3. The discipline imposed was incommensurate with the offense.

Finally, we review the question whether the discipline imposed, termination, was commensurate with Appellant's infraction. Upon consideration of all of the circumstances in this case, we find that while the record provides a rational basis for the S & WB to take disciplinary action against Appellant, it does not provide a rational basis for the CSC's holding that termination was an appropriate disciplinary action commensurate with Appellant's offense. When a decision of the CSC lacks a rational basis, it is considered "arbitrary and capricious." Cure , 2007-0166, p. 2, 964 So.2d at 1095.

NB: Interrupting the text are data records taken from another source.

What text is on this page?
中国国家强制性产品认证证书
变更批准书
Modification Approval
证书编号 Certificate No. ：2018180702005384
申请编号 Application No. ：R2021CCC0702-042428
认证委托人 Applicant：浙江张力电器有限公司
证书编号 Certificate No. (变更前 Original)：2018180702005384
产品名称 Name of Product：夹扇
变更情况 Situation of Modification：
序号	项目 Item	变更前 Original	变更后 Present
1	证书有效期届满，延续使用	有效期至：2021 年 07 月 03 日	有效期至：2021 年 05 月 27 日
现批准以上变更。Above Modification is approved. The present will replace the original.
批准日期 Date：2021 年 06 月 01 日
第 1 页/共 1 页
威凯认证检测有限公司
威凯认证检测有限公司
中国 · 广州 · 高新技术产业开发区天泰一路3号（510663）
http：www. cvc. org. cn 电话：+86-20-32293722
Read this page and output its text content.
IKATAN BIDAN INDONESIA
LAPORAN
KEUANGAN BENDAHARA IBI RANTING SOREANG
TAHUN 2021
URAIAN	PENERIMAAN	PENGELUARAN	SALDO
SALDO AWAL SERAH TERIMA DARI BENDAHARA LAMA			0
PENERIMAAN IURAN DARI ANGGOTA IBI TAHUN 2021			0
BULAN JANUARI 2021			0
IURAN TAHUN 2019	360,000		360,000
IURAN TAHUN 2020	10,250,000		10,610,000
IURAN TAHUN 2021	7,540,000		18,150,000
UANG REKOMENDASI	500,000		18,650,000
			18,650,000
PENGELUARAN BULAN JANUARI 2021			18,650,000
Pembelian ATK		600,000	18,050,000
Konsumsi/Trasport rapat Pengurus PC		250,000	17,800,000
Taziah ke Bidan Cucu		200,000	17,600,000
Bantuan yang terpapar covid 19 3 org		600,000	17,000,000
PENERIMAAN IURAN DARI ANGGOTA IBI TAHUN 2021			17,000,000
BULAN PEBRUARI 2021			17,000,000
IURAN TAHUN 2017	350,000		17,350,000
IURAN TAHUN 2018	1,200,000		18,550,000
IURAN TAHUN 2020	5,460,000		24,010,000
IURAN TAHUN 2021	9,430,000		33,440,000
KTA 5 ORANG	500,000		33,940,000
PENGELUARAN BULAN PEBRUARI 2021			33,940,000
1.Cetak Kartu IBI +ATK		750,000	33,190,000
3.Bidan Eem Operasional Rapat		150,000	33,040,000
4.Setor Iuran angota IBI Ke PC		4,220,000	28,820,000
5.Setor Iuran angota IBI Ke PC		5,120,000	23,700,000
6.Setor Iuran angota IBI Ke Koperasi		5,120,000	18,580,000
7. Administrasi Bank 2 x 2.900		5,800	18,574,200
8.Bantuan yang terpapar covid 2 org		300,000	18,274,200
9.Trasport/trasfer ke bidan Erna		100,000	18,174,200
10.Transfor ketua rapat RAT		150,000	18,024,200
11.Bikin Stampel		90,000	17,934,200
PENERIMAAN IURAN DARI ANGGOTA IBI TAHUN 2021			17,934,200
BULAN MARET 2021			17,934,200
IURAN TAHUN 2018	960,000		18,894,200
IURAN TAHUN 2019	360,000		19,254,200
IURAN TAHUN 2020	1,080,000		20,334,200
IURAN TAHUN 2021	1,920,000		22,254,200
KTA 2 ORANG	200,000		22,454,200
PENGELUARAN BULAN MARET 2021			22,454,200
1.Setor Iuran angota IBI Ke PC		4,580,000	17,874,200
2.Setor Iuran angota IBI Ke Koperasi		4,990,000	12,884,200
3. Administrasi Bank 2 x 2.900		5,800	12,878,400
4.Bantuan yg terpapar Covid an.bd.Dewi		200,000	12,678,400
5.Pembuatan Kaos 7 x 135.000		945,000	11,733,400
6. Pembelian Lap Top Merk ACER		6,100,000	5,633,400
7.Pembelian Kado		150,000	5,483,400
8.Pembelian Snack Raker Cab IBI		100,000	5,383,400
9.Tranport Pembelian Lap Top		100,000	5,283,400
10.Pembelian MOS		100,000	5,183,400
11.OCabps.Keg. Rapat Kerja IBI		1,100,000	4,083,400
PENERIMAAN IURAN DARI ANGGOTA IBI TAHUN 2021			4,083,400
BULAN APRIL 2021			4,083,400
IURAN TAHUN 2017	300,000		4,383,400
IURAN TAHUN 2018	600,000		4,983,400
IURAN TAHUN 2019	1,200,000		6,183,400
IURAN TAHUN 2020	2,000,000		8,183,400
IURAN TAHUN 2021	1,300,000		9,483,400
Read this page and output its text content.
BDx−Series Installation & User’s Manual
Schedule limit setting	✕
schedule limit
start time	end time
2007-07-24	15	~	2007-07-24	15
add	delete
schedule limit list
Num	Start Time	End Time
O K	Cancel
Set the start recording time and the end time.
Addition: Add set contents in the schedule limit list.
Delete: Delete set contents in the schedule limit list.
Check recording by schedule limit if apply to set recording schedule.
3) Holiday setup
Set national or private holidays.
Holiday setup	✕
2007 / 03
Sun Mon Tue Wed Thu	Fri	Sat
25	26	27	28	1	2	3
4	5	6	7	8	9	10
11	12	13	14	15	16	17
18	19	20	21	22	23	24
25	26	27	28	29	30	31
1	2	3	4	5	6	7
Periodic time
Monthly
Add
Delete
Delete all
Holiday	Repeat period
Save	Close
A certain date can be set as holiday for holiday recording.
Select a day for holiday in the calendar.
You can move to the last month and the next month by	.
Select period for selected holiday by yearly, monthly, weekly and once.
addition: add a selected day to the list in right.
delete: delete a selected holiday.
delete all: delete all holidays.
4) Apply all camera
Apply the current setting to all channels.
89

Termination from permanent employment is the most extreme form of disciplinary action that can be taken against a classified or city employee. Honoré v. Dep't of Pub. Works , 2014-0986, p. 16 (La. App. 4 Cir. 10/29/15), 178 So.3d 1120, 1131 (citing Hills v. New Orleans City Council, 1998-1101, pp. 6-7 (La. App. 4 Cir. 12/9/98), 725 So.2d 55, 58 ) ). "Cause that may justify some other lesser form of disciplinary action may not necessarily justify a dismissal." Id. In determining whether a punishment is commensurate with the infraction, the CSC considers the nature of the offense, as well as the employee's work record and previous disciplinary record. Hills , 1998-1101, p. 7, 725 So.2d at 58.

In the case at bar, the following testimony was undisputed: that Appellant was off-duty at the time of the infraction; that it was not unusual for S & WB employees to play dice games on S & WB property; that Appellant was a reliable twenty-one-year employee who performed his duties competently; that Appellant had never received discipline for gambling in the past; and that none of the other employees were disciplined for gambling at the retirement party at issue. The most compelling evidence in favor of termination was Appellant's prior discipline for unauthorized use of a S & WB vehicle to dispose of personal construction debris. However, we find the impact of this fact is offset by the fact that the infraction in question occurred while the Appellant was off duty, and that the two infractions together appear to be the only disciplinary action in an otherwise unblemished twenty-one-year employment history.

Consequently, we find on the record before us that there is no rational basis to conclude that Appellant's infraction is deserving of the most extreme level of discipline possible. Accordingly, we find that the CSC erred when it affirmed the termination and remand for the determination of a lesser disciplinary action.